Reputation: 179
I'm writing a high performance function that needs to process a string (char *).
These strings are often very long but contain duplicate characters which have no effect once the character has been processed.
I've implemented an std::set to store the processed characters and check the character is not in the set before processing.

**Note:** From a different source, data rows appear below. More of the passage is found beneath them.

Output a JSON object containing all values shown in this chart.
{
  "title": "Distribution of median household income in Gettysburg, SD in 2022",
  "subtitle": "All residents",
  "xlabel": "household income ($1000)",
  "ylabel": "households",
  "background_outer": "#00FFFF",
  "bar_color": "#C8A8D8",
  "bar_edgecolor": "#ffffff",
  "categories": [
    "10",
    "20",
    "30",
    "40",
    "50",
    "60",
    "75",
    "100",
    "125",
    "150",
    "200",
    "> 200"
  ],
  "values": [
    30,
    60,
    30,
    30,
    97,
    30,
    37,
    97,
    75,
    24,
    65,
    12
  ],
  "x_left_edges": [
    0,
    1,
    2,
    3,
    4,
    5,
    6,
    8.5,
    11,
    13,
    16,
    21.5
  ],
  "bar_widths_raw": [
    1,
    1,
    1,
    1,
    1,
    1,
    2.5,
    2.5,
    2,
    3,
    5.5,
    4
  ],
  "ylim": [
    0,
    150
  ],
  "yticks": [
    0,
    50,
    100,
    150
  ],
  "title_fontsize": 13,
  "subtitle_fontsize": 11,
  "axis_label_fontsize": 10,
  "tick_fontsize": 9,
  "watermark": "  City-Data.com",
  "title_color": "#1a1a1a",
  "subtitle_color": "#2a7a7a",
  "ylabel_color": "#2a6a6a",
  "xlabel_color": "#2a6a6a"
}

Is there a more efficient method you can think of?
Thanks
SOLUTION:
I went for a bool array.
bool b[256] = {0};
...
if(!b[*ci]){
b[*ci]=true;
...
}
Thanks for the help!
Upvotes: 1
Views: 351
Reputation: 2305
unsigned char cCheck[256];
void Process(const char* p_cInput)
{
memset(cCheck, 0, 256);
while(*p_cInput != '\0')
{
if(cCheck[*p_cInput] == 0)
cCheck[*p_cInput] = 1;
else
{
// We done
break;
}
p_cInput ++;
}
}
Upvotes: 3
Reputation: 7160
You need a 256bit (32 byte) list that is initialised to 0, and then you set the bits as you see a character. The easiest way to make that data type would be to split it into 4 lots of 8 byte integers, and then you can check the range of the character to see which int to check/write to.
Upvotes: 1
Reputation: 4859
just an array that is as long as the number of characters and tick off the char within the array.